Why it matters: It’s the latest media company that’s been been forced to take drastic measures to survive the economic fallout from the coronavirus pandemic.
The state of play: The 68 staff cuts are mostly attributable to the collapse of the company’s events business, which was one of its strongest pillars for many years.
- In the memo, Bradley says that sales, editorial and events staff are all impacted.
- “There is no fault on the part of people leaving the firm. What makes this so particularly difficult is that these are exceptional and beloved Atlantic colleagues. They are exactly the same good people who were selected to join us at the outset. Measure for measure, they have contributed to The Atlantic as have those who are remaining. It is only that the ground has shifted,” Bradley wrote in his note to staff.
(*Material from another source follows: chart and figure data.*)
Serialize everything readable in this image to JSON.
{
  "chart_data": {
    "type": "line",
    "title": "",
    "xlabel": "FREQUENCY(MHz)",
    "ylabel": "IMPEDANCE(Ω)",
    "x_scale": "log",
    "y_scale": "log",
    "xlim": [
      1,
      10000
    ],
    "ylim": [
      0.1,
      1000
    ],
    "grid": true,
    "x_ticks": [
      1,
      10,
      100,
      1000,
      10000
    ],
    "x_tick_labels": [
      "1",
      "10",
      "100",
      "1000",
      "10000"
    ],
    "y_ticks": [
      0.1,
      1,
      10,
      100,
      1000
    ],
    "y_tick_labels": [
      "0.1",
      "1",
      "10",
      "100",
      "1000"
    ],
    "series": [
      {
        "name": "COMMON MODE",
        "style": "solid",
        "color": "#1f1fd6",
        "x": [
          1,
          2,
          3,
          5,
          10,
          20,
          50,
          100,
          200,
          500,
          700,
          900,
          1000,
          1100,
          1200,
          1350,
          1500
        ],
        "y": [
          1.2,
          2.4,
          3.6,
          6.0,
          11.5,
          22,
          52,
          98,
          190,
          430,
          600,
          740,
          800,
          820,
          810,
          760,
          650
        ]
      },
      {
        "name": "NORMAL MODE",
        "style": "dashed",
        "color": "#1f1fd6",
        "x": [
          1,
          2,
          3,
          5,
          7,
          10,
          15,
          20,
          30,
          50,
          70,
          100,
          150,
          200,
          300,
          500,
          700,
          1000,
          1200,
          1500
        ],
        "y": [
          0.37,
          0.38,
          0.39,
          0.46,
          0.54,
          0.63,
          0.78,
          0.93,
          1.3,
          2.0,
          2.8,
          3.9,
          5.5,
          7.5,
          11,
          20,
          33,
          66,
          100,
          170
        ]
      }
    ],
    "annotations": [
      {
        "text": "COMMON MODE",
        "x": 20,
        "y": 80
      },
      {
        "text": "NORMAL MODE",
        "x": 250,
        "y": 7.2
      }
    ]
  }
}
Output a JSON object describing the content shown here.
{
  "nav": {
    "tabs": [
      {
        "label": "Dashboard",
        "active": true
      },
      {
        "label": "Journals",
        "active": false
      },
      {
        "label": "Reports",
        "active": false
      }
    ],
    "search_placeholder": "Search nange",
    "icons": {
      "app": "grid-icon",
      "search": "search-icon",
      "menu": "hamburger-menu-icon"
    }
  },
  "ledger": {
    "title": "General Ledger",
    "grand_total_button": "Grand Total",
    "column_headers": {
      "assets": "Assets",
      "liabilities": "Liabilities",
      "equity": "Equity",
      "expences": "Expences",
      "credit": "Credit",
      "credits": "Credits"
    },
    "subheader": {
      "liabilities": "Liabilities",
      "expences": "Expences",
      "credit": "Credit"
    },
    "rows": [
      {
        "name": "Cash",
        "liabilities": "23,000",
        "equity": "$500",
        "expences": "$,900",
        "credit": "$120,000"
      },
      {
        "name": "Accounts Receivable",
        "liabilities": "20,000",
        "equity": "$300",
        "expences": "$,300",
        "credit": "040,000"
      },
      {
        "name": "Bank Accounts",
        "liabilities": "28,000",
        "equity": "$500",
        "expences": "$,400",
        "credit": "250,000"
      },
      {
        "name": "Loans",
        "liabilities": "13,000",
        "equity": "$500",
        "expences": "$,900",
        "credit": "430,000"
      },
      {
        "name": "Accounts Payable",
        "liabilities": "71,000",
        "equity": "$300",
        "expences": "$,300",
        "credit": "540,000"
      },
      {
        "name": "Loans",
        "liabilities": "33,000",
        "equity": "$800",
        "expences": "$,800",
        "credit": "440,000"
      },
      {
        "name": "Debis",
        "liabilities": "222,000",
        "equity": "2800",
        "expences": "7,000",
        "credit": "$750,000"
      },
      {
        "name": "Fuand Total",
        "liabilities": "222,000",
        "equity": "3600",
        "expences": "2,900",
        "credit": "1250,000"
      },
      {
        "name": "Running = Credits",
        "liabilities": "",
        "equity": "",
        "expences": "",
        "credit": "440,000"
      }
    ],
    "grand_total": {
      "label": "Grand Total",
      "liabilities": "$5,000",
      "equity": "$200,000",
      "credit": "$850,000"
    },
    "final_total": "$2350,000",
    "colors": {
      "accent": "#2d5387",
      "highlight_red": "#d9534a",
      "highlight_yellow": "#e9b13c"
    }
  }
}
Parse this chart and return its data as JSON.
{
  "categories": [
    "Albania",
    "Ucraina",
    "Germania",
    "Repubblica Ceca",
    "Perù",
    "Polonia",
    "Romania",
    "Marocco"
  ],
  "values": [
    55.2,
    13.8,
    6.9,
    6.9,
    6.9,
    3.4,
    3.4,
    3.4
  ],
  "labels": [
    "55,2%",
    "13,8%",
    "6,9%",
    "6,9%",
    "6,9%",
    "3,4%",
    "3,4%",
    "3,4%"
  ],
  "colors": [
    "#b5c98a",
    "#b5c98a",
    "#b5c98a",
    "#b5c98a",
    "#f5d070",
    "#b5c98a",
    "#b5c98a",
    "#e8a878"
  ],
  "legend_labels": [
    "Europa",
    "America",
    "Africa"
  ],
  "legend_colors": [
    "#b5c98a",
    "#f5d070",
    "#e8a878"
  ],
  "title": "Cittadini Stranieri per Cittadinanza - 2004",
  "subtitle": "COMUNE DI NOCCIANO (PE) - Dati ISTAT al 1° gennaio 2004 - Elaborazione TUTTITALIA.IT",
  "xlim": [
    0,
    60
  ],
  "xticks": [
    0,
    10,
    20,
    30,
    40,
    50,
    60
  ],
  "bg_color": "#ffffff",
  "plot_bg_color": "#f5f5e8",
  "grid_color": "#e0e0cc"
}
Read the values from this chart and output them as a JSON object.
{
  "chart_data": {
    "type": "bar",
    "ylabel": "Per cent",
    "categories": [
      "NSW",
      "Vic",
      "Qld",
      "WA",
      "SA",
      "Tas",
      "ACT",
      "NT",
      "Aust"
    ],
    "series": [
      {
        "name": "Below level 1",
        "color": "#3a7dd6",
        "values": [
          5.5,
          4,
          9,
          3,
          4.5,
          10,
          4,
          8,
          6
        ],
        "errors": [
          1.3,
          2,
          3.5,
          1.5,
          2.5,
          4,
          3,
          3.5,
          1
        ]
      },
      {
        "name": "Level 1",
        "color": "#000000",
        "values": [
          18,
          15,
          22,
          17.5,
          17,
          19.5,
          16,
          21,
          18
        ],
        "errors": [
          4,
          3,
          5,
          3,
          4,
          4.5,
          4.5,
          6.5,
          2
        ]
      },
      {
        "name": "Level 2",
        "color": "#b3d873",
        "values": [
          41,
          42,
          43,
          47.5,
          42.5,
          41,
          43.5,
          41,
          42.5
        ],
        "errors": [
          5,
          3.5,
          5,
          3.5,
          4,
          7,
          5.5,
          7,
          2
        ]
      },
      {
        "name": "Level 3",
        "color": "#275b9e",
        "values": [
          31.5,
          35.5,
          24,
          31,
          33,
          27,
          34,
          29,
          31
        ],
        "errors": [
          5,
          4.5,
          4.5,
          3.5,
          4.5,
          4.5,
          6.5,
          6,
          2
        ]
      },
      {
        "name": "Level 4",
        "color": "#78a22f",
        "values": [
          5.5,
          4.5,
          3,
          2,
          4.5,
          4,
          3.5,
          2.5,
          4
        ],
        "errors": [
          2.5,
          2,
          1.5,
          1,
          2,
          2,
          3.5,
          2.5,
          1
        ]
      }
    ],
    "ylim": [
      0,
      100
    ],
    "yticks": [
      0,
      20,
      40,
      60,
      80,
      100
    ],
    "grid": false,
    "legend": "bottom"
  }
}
- “I had thought that I would spend some substantial part of this memo explaining the reasoning behind our decision. But, I think it may speak for itself. The particular timing is clear — a global pandemic that has shuttered the economy generally, advertising acutely, and in-person events altogether,” he added.
Between the lines: The Atlantic’s new majority ownership stake from Emerson Collective, the impact investment vehicle owned by Laurene Powell Jobs, has allowed the company to accelerate its growth in recent years, including a major staff increase and expansion that began in 2018.
The big picture: The pandemic is forcing dozens of major media companies, including newer, digitally-native media companies and older magazine companies, to carry out layoffs and pay cuts.
- The Atlantic joins The Hollywood Reporter, Fortune, Billboard, The Economist Group, Group Nine Media, BuzzFeed News, Vox Media, Bustle Digital Group, Cheddar, Maven Media, G/O Media, Protocol and others who have resorted to layoffs and furloughs.